INTERACTION OF Leptospira interrogans FERREDOXIN-NADP(H) REDUCTASE WITH FERREDOXIN

ROSSI, M.A.; LOPEZ-RIVERO, A; CECCARELLI, E. A.; CATALANO DUPUY, D. L.

Rosario

Congreso; L Reunión Anual Sociedad Argentina de Investigación en Bioquímica y Biología Molecular; 2014

Sociedad Argentina de Investigación en Bioquímica y Biología Molecular

Leptospira interrogans is a parasitic bacterium that infects humans and causes leptospirosis. L. interrogans contains a plastidic-type ferredoxin-NADP+ reductase (LepFNR) similar to the enzymes present in plant plastids and different from the bacterial-type FNRs. A unique feature found in LepFNR structure is a loop that ranges from I73 to R94. By structural modeling we noticed that this structure may interfere with the ferredoxin (Fd) binding.

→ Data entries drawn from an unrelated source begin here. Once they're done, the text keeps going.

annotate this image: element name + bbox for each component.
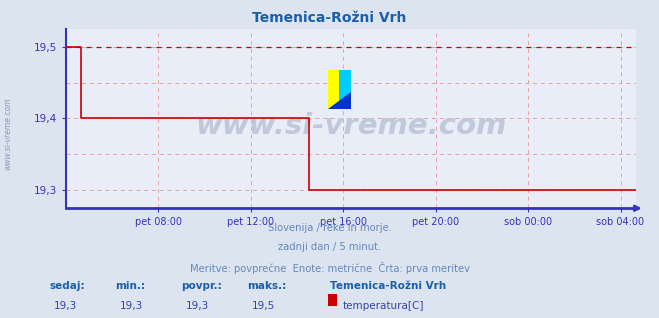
Text: min.:: min.: (115, 281, 146, 291)
Text: 19,3: 19,3 (186, 301, 210, 310)
Text: povpr.:: povpr.: (181, 281, 222, 291)
Text: sedaj:: sedaj: (49, 281, 85, 291)
Text: maks.:: maks.: (247, 281, 287, 291)
Text: zadnji dan / 5 minut.: zadnji dan / 5 minut. (278, 242, 381, 252)
Bar (339, 70, 351, 109)
Text: 19,3: 19,3 (120, 301, 144, 310)
Text: Temenica-Rožni Vrh: Temenica-Rožni Vrh (252, 11, 407, 25)
Text: www.si-vreme.com: www.si-vreme.com (3, 97, 13, 170)
Text: temperatura[C]: temperatura[C] (343, 301, 424, 310)
Text: 19,3: 19,3 (54, 301, 78, 310)
Text: Temenica-Rožni Vrh: Temenica-Rožni Vrh (330, 281, 445, 291)
Text: Slovenija / reke in morje.: Slovenija / reke in morje. (268, 223, 391, 232)
Text: www.si-vreme.com: www.si-vreme.com (195, 112, 507, 140)
Bar (328, 70, 339, 109)
Text: 19,5: 19,5 (252, 301, 275, 310)
Text: Meritve: povprečne  Enote: metrične  Črta: prva meritev: Meritve: povprečne Enote: metrične Črta:… (190, 262, 469, 274)
Polygon shape (328, 92, 351, 109)
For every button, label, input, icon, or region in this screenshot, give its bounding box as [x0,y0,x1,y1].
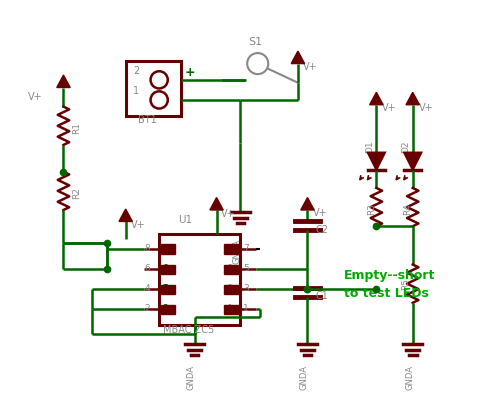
Polygon shape [210,197,223,210]
Text: 1: 1 [243,304,249,313]
Text: 1: 1 [133,86,139,96]
Text: S1: S1 [248,37,262,47]
Bar [224,244,239,254]
Text: GNDA: GNDA [233,239,242,264]
Polygon shape [301,197,314,210]
Text: D2: D2 [401,141,410,153]
Text: 7: 7 [243,244,249,253]
Text: +: + [185,66,196,79]
Polygon shape [370,92,383,105]
Text: 2: 2 [133,66,139,76]
Polygon shape [406,92,420,105]
Text: GNDA: GNDA [405,365,414,390]
Text: V+: V+ [28,92,43,102]
Bar [160,264,176,274]
Text: R2: R2 [72,187,81,199]
Text: 2: 2 [145,304,150,313]
Text: GNDA: GNDA [187,365,196,390]
Text: 8: 8 [163,304,169,313]
Text: GNDA: GNDA [300,365,309,390]
Text: MBAC ZC5: MBAC ZC5 [163,325,214,335]
Text: 7: 7 [163,284,169,293]
Text: C1: C1 [315,291,328,301]
Text: V+: V+ [313,208,328,218]
Text: R3: R3 [367,203,376,215]
Text: 5: 5 [163,244,168,253]
Text: 5: 5 [243,264,249,273]
Text: V+: V+ [130,220,145,230]
Bar [224,284,239,294]
Polygon shape [119,209,132,221]
Bar [160,244,176,254]
Text: 6: 6 [163,264,168,273]
Polygon shape [368,152,385,170]
Text: 6: 6 [145,264,150,273]
Text: Empty--short
to test LEDs: Empty--short to test LEDs [344,269,435,300]
Bar [159,234,240,325]
Text: 3: 3 [243,284,249,293]
Text: U1: U1 [178,216,193,225]
Text: 2: 2 [227,284,232,293]
Text: BT1: BT1 [138,115,157,125]
Bar [224,305,239,314]
Bar [126,61,181,116]
Text: R5: R5 [401,278,410,290]
Polygon shape [404,152,422,170]
Text: 4: 4 [227,244,232,253]
Text: V+: V+ [221,209,236,219]
Bar [224,264,239,274]
Polygon shape [291,51,305,63]
Text: 4: 4 [145,284,150,293]
Text: V+: V+ [303,62,317,72]
Text: D1: D1 [365,141,374,153]
Bar [160,305,176,314]
Text: 8: 8 [145,244,150,253]
Text: V+: V+ [418,104,433,113]
Text: V+: V+ [382,104,397,113]
Text: 1: 1 [227,304,232,313]
Polygon shape [57,75,70,87]
Text: 3: 3 [227,264,232,273]
Text: R4: R4 [403,203,412,215]
Bar [160,284,176,294]
Text: C2: C2 [315,225,328,235]
Text: R1: R1 [72,122,81,134]
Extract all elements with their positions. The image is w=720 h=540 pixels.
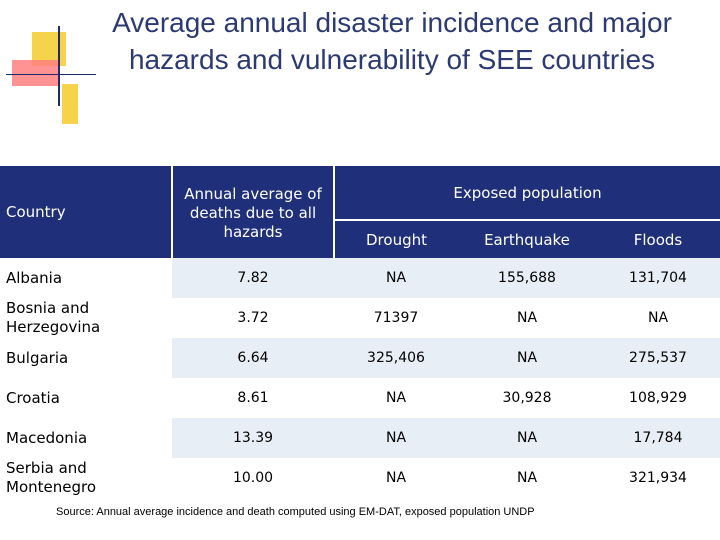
row-earthquake: NA	[458, 458, 596, 498]
table-row: Bulgaria 6.64 325,406 NA 275,537	[0, 338, 720, 378]
row-country: Serbia and Montenegro	[0, 458, 172, 498]
row-drought: 325,406	[334, 338, 458, 378]
header-earthquake: Earthquake	[458, 219, 596, 258]
row-country: Bosnia and Herzegovina	[0, 298, 172, 338]
table-row: Serbia and Montenegro 10.00 NA NA 321,93…	[0, 458, 720, 498]
logo-vertical-line	[58, 26, 60, 106]
row-floods: 108,929	[596, 378, 720, 418]
logo-horizontal-line	[6, 74, 96, 75]
row-earthquake: 155,688	[458, 258, 596, 298]
row-earthquake: NA	[458, 418, 596, 458]
row-drought: NA	[334, 418, 458, 458]
data-table: Country Annual average of deaths due to …	[0, 166, 720, 498]
row-deaths: 6.64	[172, 338, 334, 378]
row-country: Albania	[0, 258, 172, 298]
table-row: Albania 7.82 NA 155,688 131,704	[0, 258, 720, 298]
row-earthquake: 30,928	[458, 378, 596, 418]
row-earthquake: NA	[458, 298, 596, 338]
row-floods: 275,537	[596, 338, 720, 378]
row-drought: NA	[334, 378, 458, 418]
table-row: Bosnia and Herzegovina 3.72 71397 NA NA	[0, 298, 720, 338]
source-note: Source: Annual average incidence and dea…	[56, 506, 535, 518]
row-country: Macedonia	[0, 418, 172, 458]
row-floods: 321,934	[596, 458, 720, 498]
row-floods: NA	[596, 298, 720, 338]
row-drought: NA	[334, 258, 458, 298]
title-line-2: hazards and vulnerability of SEE countri…	[128, 44, 656, 75]
row-earthquake: NA	[458, 338, 596, 378]
row-drought: 71397	[334, 298, 458, 338]
row-country: Bulgaria	[0, 338, 172, 378]
header-deaths: Annual average of deaths due to all haza…	[171, 166, 334, 258]
row-deaths: 8.61	[172, 378, 334, 418]
title-line-1: Average annual disaster incidence and ma…	[112, 7, 672, 38]
header-floods: Floods	[596, 219, 720, 258]
row-deaths: 13.39	[172, 418, 334, 458]
table-row: Macedonia 13.39 NA NA 17,784	[0, 418, 720, 458]
slide-title: Average annual disaster incidence and ma…	[68, 4, 716, 78]
row-floods: 17,784	[596, 418, 720, 458]
row-drought: NA	[334, 458, 458, 498]
row-deaths: 10.00	[172, 458, 334, 498]
header-country: Country	[0, 166, 172, 258]
row-country: Croatia	[0, 378, 172, 418]
row-deaths: 7.82	[172, 258, 334, 298]
logo-red-square	[12, 60, 60, 86]
row-floods: 131,704	[596, 258, 720, 298]
header-drought: Drought	[333, 219, 458, 258]
logo-yellow-bar	[62, 84, 78, 124]
table-row: Croatia 8.61 NA 30,928 108,929	[0, 378, 720, 418]
row-deaths: 3.72	[172, 298, 334, 338]
header-exposed-population: Exposed population	[333, 166, 720, 220]
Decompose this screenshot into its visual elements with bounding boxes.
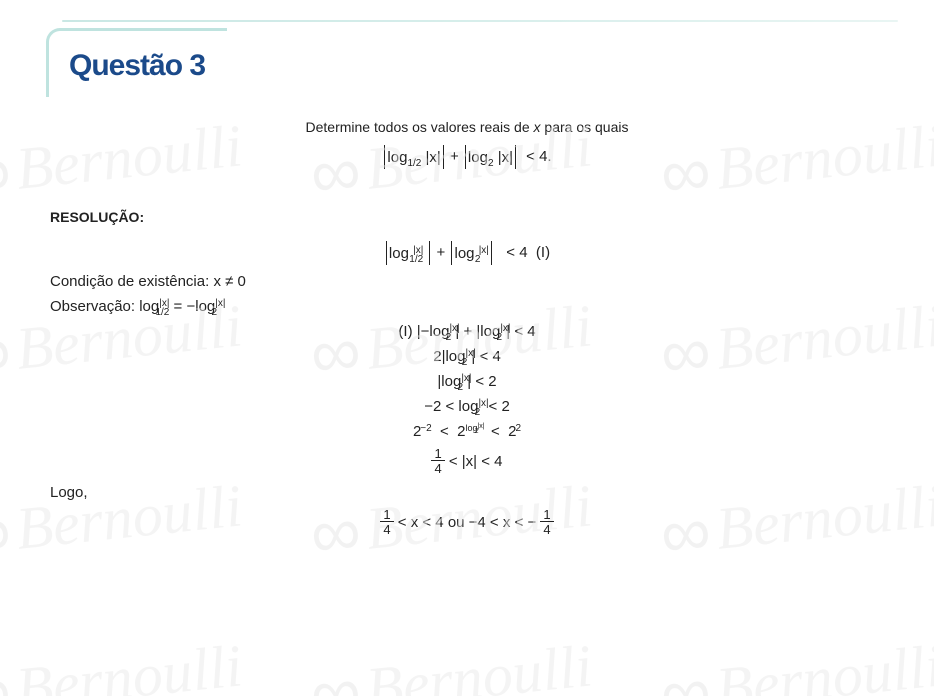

Also, a conserved lysine essential for productive binding of Fd to plant FNRs, corresponds to a threonine residue (T92) in LepFNR. This allow us to suggest that the binding of Fd LB107, identified as a substrate of LepFNR should take place by a different arrangement from the observed in plant enzymes. We designed and constructed different site-directed mutants of LepFNR altering the subdomain I73-R94. We succeeded in expressing and purifying the mutants proteins properly folded and with the FAD bound. We measured the diaphorase activity catalyzed by the LepFNR variants. We found that the substitutions did not lead to mayor changes in this activity and in the NADP(H) binding. We were also able to measure Fd-dependant cytochrome c reductase activity with the mutants. Our results indicate that the LepFNR subdomain I73-R94 participates in Fd binding and intervenes in substrate specificity.